Admettons que Staline aurait « tenu » des militants par la connaissance de leurs faiblesses. En quoi la chose signale-t-elle son indignité? Trotskiste, et par définition « militant révolutionnaire » ou « ouvrier », vous connaissez la fonction des responsables des « biographies » des militants et la règle établie par l’Internationale communiste à ce sujet (qui n’avait pas scandalisé Trotski à son époque bolchevique, à ma connaissance). Elle n’établit pas la vilenie des communistes, mais la simple conscience que le camp d’en face pouvait introduire des « moutons noirs » dans le leur. Complot imaginaire? J’ai consulté dans le volume F7 13427, Allemagne, renseignements 1929-30 (Archives nationales) les « listes noires du PC allemand » que détenait la police française (et comment donc? Par quelle curieuse voie?). Elles comportaient « deux parties » : 1° « espions, provocateurs et traîtres », 2° « Escrocs, chevaliers d’industrie et nuisibles au parti ». La confrontation de ces listes avec des sources directes légitime ces précautions communistes de « flicage », qui ne faisaient que répondre à l’adversaire. La pression étrangère en URSS, réelle, non imaginaire, et l’achat de militants par l’adversaire (dont vous auriez une idée précise en lisant mon Choix de la défaite, et bien d’autres avant moi ont traité du cas de Doriot) ont évidemment enraciné ces pratiques. Elles vous choquent? Pas moi, qui suis habituée aux archives policières, donc à la traque des révolutionnaires et à la corruption de militants las de la dure action de classe, piégés pour un motif ou un autre, tentés par une vie plus facile, etc.; qu’elles attestent. Je comprendrais, même si je n’avais pas de sympathie politique précise, que les révolutionnaires aient tenté de se prémunir contre le flicage et la corruption éventuels des leurs. Ils avaient en effet fort à faire. L’épisode des fonds inépuisables de l’UIMM ne surprend que ceux qui ne travaillent pas sur les fonds des services spécialisés de la police, seule sources sérieuses sur ces pratiques.

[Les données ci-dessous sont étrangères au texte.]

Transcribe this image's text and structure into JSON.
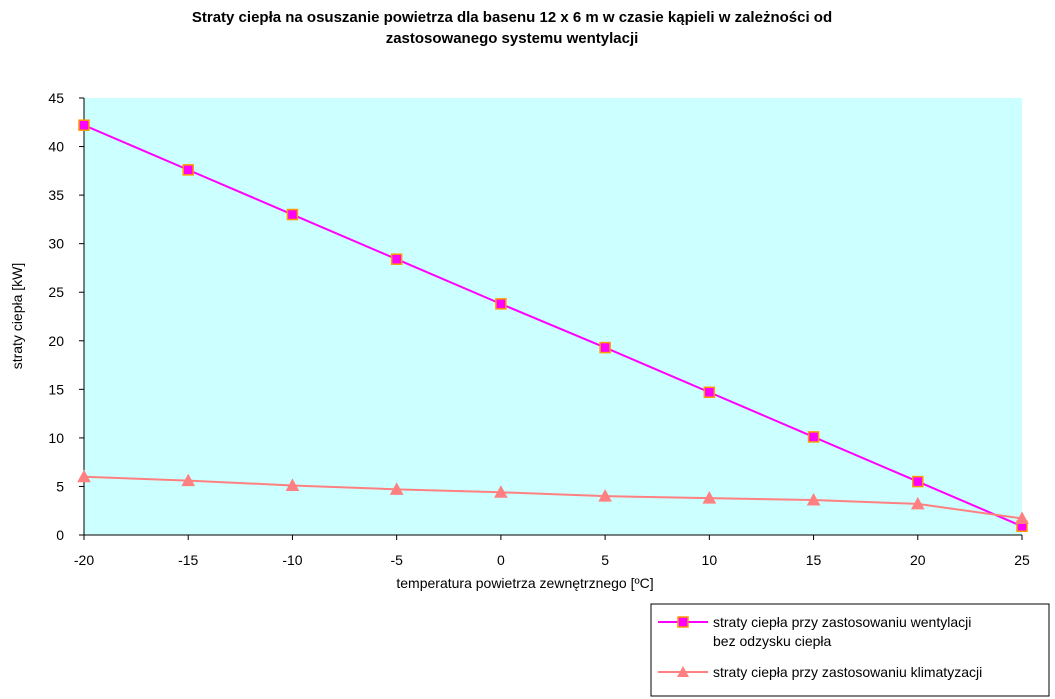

En revanche, quelles sont vos sources sur la tenue en laisse de Thorez et d’Ernst Thälmann, par Staline qui « aim[ait] les taches »? Prétexte à imputer à Staline seul la ligne « de combattre en priorité les socialistes, jugés plus dangereux que les nazis » (article, p. 42). Il faut résolument ignorer l’histoire allemande, et le rôle réel du SPD de soutien actif aux forces de réaction avant, pendant et après la Première Guerre mondiale, pour attribuer le conflit SPD-KPD aux caprices de Staline. Vous n’allez pas dans votre article jusqu'à mentionner la thèse de Margaret Buber-Neumann, selon laquelle cette canaille de Staline aurait livré à Hitler les militants du KPD. Merci de me dire si des archives soviétiques ont confirmé la thèse de cette ex-communiste que l’Occident a sacralisée autant que Kravchenko (franche canaille selon les fonds du Quai d'Orsay, formels : correspondance de janvier 1948, Europe URSS 1944-1948 vol. 45, relations avec les Anglo-Saxons, janvier-mai 1948, MAE qui a d'ailleurs usé de son témoignage au procès de 1949). Je n’ai en des décennies jamais rien trouvé sur ce point, mais vous suggérez que Staline obtint par le pacte germano-soviétique la capacité de libérer des griffes hitlériennes certains militants communistes ou d’y maintenir les autres, tel Ernst Thälmann qui, « emprisonné par la Gestapo, […] ne sert plus à rien. Staline le laissera pourrir en prison. » (article, p. 42). Il aurait donc eu le pouvoir de l’en sortir.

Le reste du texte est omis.